Melissa made landfall as a Category 5 hurricane with winds of 185 mph in Jamaica on Tuesday. It was the most powerful hurricane to ever strike the island nation, bringing torrential rains and damaging winds, which left hundreds of thousands without power, destroyed homes and scattered fields with debris. It next made landfall in Cuba as a Category 3 storm before going through the Bahamas and passing near Bermuda.
The death toll in the Caribbean climbed to more than 60 Saturday, after the Jamaican government confirmed 28 deaths in an X post shared by Prime Minister Andrew Holness. Deaths also were reported in Haiti and the Dominican Republic, including in areas that did not experience a direct landfall, but saw severe flooding from the slow-moving storm. Jamaican officials said additional reports of possible fatalities are still being verified.

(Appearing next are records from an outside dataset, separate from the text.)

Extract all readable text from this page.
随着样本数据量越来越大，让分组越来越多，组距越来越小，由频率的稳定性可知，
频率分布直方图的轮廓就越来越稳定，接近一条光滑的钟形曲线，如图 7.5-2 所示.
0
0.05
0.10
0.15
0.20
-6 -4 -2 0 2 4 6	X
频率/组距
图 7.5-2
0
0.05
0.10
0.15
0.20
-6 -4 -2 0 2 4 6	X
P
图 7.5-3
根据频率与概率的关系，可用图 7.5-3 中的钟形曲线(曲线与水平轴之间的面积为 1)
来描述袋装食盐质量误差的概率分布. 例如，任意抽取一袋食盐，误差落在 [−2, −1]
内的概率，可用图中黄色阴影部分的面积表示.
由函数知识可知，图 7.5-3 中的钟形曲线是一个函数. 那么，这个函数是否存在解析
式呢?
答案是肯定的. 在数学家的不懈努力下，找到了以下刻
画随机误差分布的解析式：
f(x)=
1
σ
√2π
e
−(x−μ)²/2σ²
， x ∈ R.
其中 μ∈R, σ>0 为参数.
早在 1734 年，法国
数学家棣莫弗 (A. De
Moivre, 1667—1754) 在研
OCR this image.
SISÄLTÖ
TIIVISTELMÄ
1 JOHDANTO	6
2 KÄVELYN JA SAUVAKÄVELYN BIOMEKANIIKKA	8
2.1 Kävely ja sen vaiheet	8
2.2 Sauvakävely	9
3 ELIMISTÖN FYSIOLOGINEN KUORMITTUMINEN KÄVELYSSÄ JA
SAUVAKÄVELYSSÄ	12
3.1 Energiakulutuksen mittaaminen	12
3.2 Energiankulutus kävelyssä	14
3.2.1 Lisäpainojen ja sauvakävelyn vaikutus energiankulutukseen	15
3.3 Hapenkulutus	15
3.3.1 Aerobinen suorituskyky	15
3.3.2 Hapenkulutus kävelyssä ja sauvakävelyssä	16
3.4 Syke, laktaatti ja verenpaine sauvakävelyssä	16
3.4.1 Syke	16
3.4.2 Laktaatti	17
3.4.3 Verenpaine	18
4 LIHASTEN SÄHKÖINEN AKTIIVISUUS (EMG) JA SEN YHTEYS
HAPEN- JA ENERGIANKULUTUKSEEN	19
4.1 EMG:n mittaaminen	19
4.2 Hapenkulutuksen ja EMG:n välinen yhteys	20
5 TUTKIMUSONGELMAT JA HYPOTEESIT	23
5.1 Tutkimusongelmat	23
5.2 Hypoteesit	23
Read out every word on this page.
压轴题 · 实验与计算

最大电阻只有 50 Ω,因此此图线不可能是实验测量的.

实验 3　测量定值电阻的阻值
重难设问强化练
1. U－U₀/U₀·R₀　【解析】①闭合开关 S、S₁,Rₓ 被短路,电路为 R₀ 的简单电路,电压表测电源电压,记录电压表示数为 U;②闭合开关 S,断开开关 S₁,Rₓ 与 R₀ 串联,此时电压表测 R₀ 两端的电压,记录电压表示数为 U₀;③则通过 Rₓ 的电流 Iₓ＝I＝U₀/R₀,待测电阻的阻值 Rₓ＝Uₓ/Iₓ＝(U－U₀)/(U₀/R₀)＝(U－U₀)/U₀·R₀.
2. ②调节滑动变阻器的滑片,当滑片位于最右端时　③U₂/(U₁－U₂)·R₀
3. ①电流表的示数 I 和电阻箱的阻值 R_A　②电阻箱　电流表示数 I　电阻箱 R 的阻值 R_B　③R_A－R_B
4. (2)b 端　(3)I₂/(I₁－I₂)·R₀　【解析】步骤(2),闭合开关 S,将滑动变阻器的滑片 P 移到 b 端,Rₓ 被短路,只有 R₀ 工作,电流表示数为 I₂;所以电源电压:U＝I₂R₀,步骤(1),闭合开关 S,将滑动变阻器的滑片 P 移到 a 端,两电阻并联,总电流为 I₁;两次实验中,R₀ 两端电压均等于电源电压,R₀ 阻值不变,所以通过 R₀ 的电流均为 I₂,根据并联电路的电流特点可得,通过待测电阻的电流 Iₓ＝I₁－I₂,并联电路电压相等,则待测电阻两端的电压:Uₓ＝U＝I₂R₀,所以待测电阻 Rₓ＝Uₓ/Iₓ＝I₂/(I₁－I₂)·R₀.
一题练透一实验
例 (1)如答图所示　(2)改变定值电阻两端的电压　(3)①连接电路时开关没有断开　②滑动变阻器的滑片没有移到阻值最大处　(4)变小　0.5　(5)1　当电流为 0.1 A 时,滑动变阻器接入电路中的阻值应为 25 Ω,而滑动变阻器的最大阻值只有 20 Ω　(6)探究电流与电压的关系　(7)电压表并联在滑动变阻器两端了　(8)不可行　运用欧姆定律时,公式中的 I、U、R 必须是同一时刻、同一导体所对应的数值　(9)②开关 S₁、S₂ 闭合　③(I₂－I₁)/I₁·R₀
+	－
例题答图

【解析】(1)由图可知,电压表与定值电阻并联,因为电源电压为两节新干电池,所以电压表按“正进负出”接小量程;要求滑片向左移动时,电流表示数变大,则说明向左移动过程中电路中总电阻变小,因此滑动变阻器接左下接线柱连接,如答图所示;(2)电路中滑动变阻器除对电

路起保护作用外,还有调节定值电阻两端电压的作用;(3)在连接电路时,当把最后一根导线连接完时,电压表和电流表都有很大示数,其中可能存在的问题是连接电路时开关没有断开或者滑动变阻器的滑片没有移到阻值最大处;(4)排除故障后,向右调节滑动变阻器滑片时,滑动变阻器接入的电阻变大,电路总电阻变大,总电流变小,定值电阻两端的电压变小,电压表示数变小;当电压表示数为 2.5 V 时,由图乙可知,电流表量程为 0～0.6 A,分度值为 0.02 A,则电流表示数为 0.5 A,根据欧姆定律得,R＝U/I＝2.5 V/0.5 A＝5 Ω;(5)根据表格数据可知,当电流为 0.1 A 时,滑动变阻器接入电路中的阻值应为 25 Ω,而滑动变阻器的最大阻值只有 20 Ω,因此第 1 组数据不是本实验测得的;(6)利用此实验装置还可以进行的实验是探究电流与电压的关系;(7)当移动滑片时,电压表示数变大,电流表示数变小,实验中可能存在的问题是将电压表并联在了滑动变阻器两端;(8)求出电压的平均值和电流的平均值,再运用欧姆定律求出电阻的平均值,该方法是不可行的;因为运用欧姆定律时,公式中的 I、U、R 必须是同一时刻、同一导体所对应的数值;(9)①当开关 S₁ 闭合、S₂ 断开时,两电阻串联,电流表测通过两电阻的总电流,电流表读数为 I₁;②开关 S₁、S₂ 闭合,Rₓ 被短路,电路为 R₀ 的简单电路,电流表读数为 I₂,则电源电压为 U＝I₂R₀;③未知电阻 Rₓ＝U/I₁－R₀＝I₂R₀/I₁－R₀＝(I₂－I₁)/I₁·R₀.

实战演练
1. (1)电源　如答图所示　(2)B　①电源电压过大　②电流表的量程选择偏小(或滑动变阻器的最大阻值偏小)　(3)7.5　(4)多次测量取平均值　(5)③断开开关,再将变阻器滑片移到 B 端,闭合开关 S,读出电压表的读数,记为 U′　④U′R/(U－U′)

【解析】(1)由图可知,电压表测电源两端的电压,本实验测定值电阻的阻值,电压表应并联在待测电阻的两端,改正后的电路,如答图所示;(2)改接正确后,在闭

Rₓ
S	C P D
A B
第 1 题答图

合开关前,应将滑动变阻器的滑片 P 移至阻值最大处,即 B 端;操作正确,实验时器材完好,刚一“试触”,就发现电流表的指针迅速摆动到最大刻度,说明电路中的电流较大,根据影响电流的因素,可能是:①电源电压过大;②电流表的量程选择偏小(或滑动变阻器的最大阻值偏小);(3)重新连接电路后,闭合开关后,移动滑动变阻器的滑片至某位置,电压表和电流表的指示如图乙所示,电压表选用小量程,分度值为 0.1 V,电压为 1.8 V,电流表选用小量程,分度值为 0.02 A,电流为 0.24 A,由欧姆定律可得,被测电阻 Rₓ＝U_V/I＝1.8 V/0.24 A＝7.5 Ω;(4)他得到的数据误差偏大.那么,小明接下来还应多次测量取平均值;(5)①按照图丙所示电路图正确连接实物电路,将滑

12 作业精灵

“Every single life lost is a huge tragedy,” said Dana Morris Dixon, Jamaican minister of education, skills, youth and information, at a news conference on Friday. “We have never had a Category 5 hurricane in our country. The devastation in the west is unimaginable.”
‘Apocalyptic’ devastation
On Friday, authorities in Jamaica said they were working to deliver food and other aid to people devastated by Melissa and recover the bodies of additional people reported dead, using helicopters to reach areas with impassable roads. The country’s works department had made some progress clearing thoroughfares, Dixon said.
Some 462,000 people remained without power, she said.
Desmond McKenzie, the country’s minister of local government and community development, said communications were still knocked out in five parishes on Oct. 31. In Falmouth, the capital of the Trelawney Parish along the northwestern coast, “it is not a pretty reading,” he said.
“The municipal building has been destroyed. The infirmary: destroyed. The roads and works department: destroyed. The courthouse: destroyed,” McKenzie said.
“The situation on the ground is what can only be described as apocalyptic,” World Food Programme Caribbean director Brian Bogart said at a news conference in Black River, Jamaica, near Melissa’s landfall.